Mapping the FOXA1 Interactome in ER+ Breast Cancer Cells using Proximity Labeling Reveals Novel Interactions with the Orphan Nuclear Receptor NR2C2

FOXA1 is a pioneer transcription factor essential for chromatin accessibility and transcriptional regulation in hormone-driven cancers. In breast cancer, FOXA1 plays a central role in facilitating nuclear receptor binding, reprogramming enhancer landscapes, and promoting transcriptional changes associated with therapy resistance. While FOXA1’s function has been primarily studied in the context of estrogen receptor-α (ER), its broader protein interaction network remains incompletely defined. Here, we systematically map FOXA1-interacting proteins in ER-positive breast cancer cells using proximity-dependent biotin labeling (miniTurbo) combined with quantitative LC-MS/MS proteomics. We engineered MCF-7 cell lines stably expressing miniTurbo-tagged FOXA1 at either the N-terminus or C-terminus to ensure comprehensive coverage of interaction interfaces. This approach recovered known FOXA1 partners, including AR, MLL3, YAP1, and GATA3, and identified 157 previously unreported FOXA1 interactors. Notably, 42 of these novel partners, including NR2C2, were significantly associated with poor relapse-free survival in ER+ breast cancer patients. To demonstrate the utility of this resource, we characterized the FOXA1-NR2C2 interaction in depth. Integrating ChIP-seq and RNA-seq, we show that FOXA1 and NR2C2 co-occupy a subset of genomic regions and drive co-regulated transcriptional programs involved in tumor progression.
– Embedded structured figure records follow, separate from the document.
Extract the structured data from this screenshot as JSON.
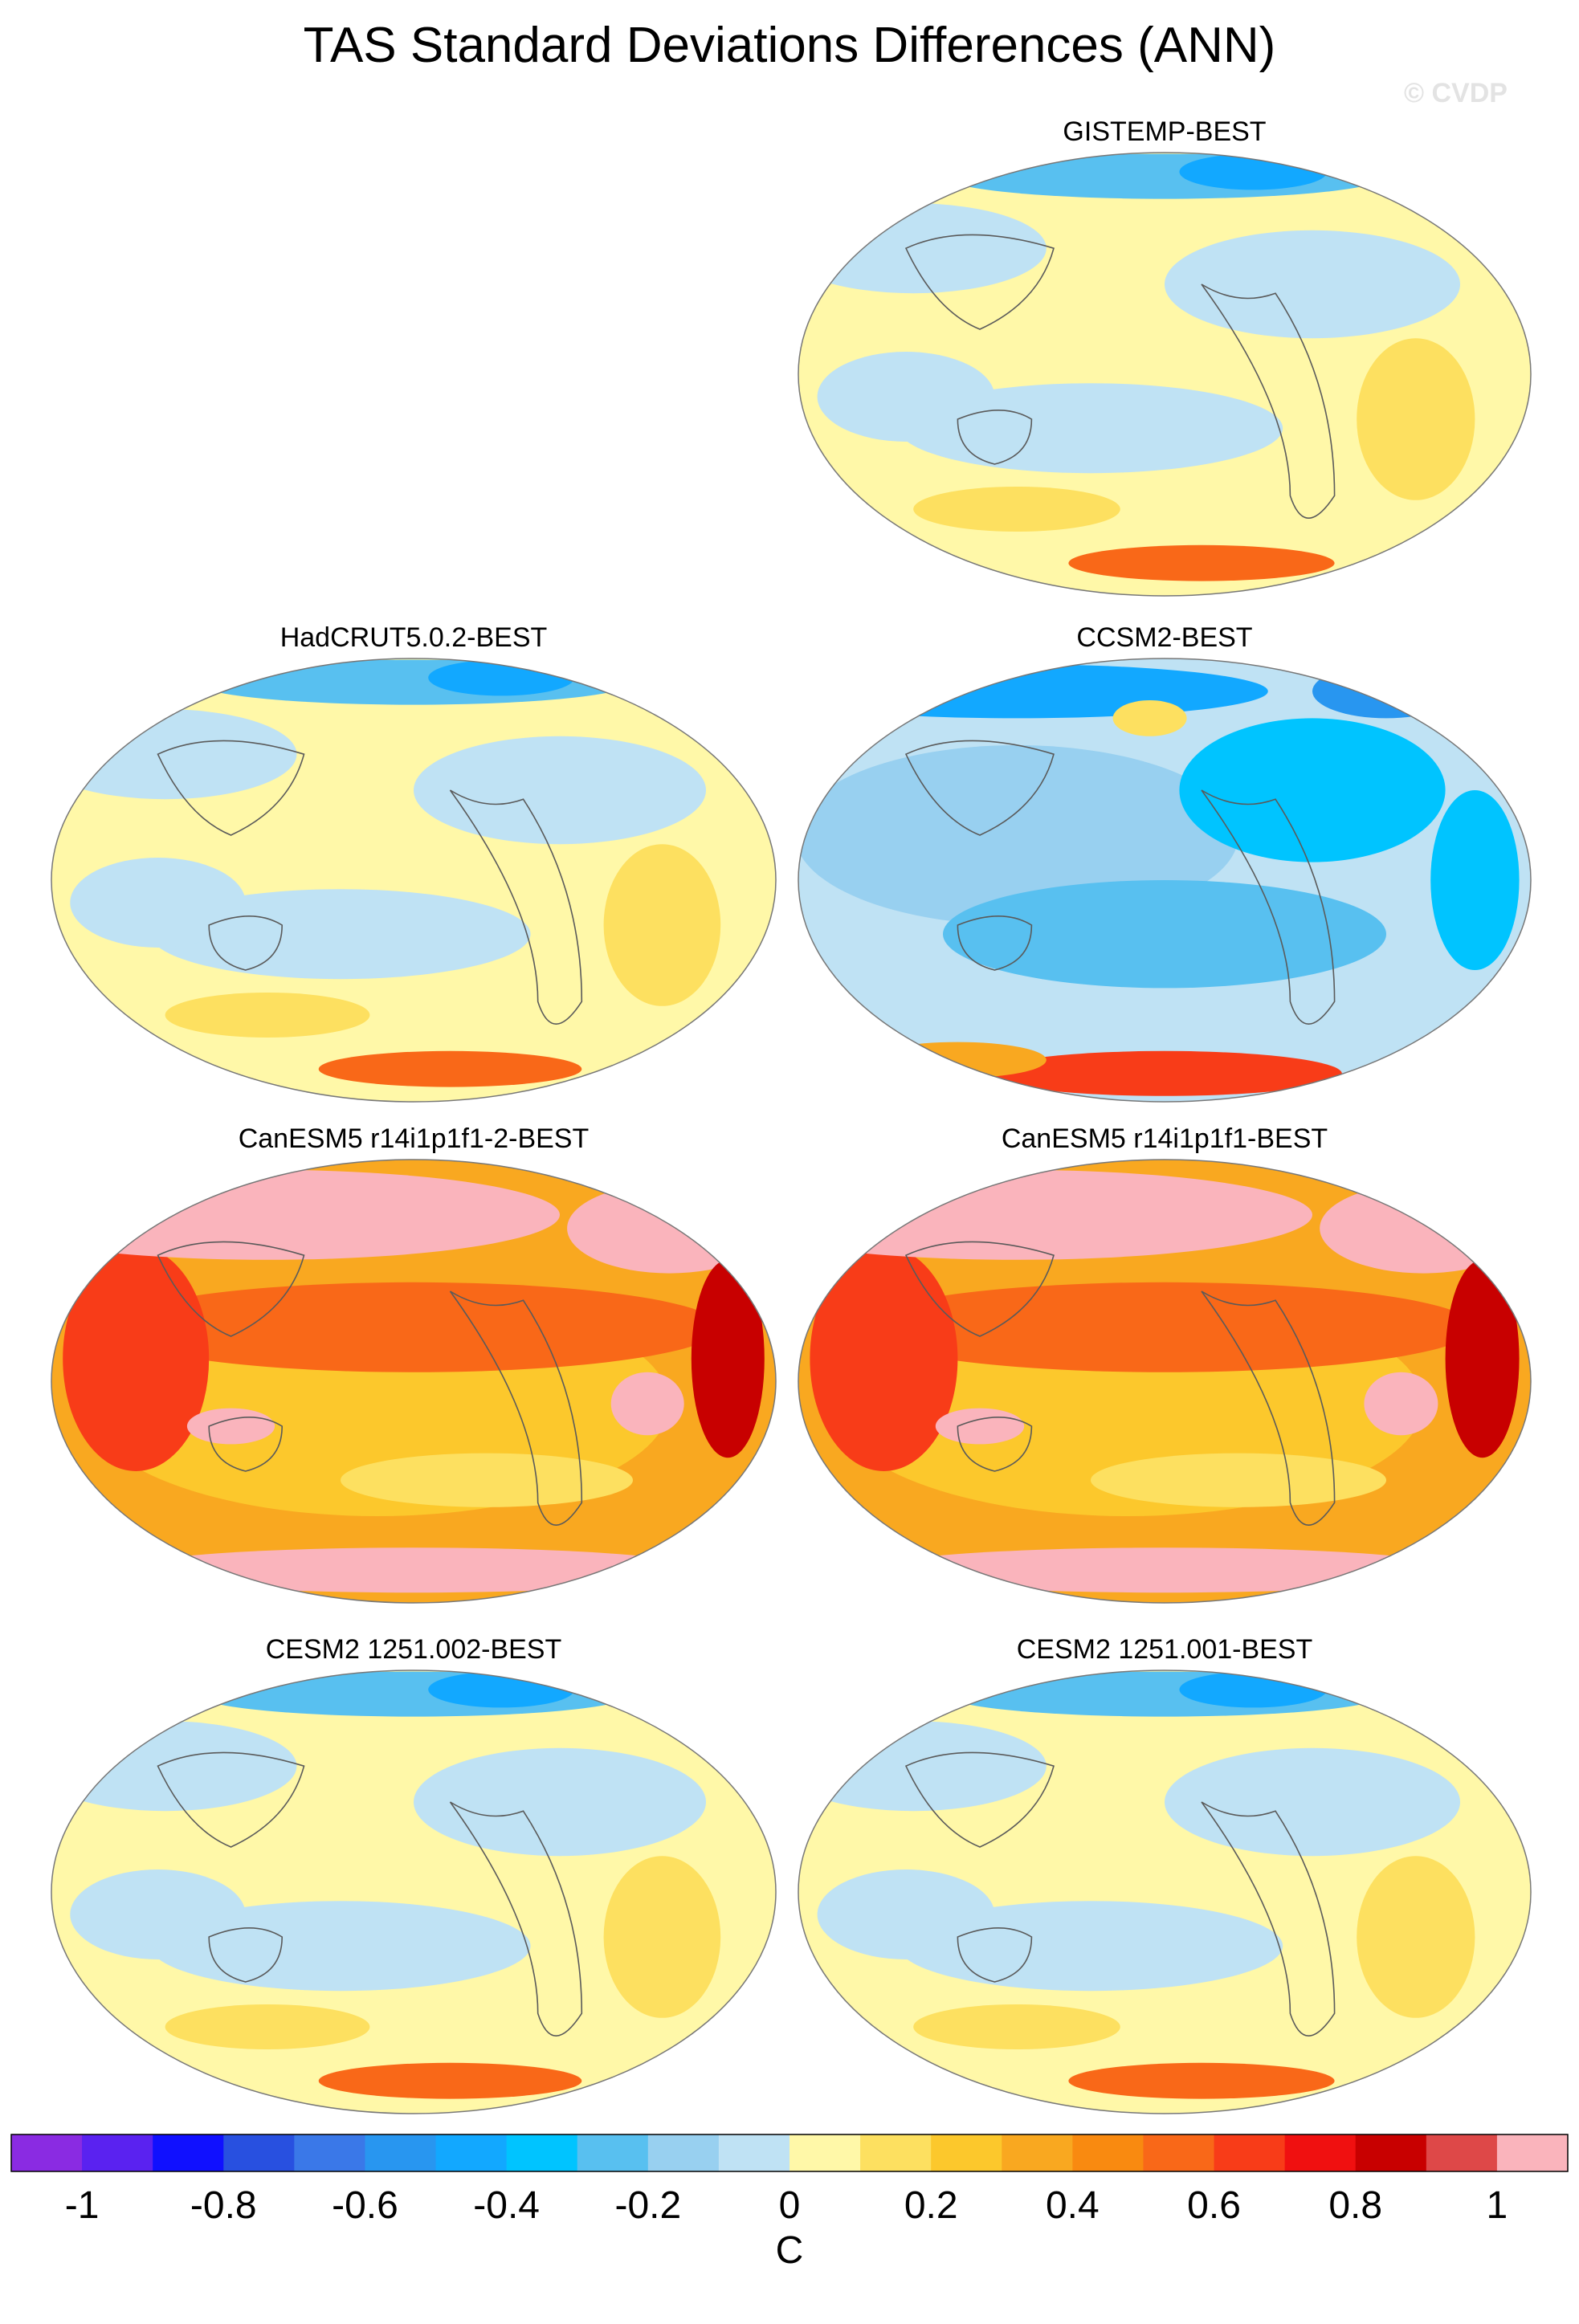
{
  "title": "TAS Standard Deviations Differences (ANN)",
  "watermark": "© CVDP",
  "panels": [
    {
      "id": "gistemp",
      "title": "GISTEMP-BEST",
      "scheme": "mixed"
    },
    {
      "id": "hadcrut",
      "title": "HadCRUT5.0.2-BEST",
      "scheme": "mixed"
    },
    {
      "id": "ccsm2",
      "title": "CCSM2-BEST",
      "scheme": "cool"
    },
    {
      "id": "canesm5b",
      "title": "CanESM5 r14i1p1f1-2-BEST",
      "scheme": "hot"
    },
    {
      "id": "canesm5a",
      "title": "CanESM5 r14i1p1f1-BEST",
      "scheme": "hot"
    },
    {
      "id": "cesm2b",
      "title": "CESM2 1251.002-BEST",
      "scheme": "mixed"
    },
    {
      "id": "cesm2a",
      "title": "CESM2 1251.001-BEST",
      "scheme": "mixed"
    }
  ],
  "colorbar": {
    "unit": "C",
    "tick_labels": [
      "-1",
      "-0.8",
      "-0.6",
      "-0.4",
      "-0.2",
      "0",
      "0.2",
      "0.4",
      "0.6",
      "0.8",
      "1"
    ],
    "colors": [
      "#8a2be2",
      "#5a22f0",
      "#1010ff",
      "#2850e0",
      "#3a78e8",
      "#2896f0",
      "#12a8ff",
      "#00c4ff",
      "#58c0f0",
      "#98d0f0",
      "#bfe2f4",
      "#fff8a8",
      "#fde060",
      "#fcc82c",
      "#f9a820",
      "#f98a10",
      "#f96818",
      "#f83c18",
      "#f01010",
      "#c80000",
      "#de4848",
      "#fab4bc"
    ]
  }
}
Our study reveals an expanded FOXA1 interactome and new insights into its functional network in breast cancer, providing candidate proteins for further exploration as biomarkers or therapeutic targets. To interogate the genome-wide binding profile of NR2C2 in ER+ breast cancer cells and to determine whether FOXA1 acts as a pioneer factor for NR2C2 binding, we compared control MCF-7 cells (untreated) to MCF-7 cells treated with 40 nM siRNA against FOXA1 for 48 hours. After confirming FOXA1 protein depletion, biological duplicates of controls and siFOXA1 were submitted to Active Motif (AM). AM performed ChIP-seq using 40 ug chromatin and the NR2C2 antibody ab109301 (Abcam).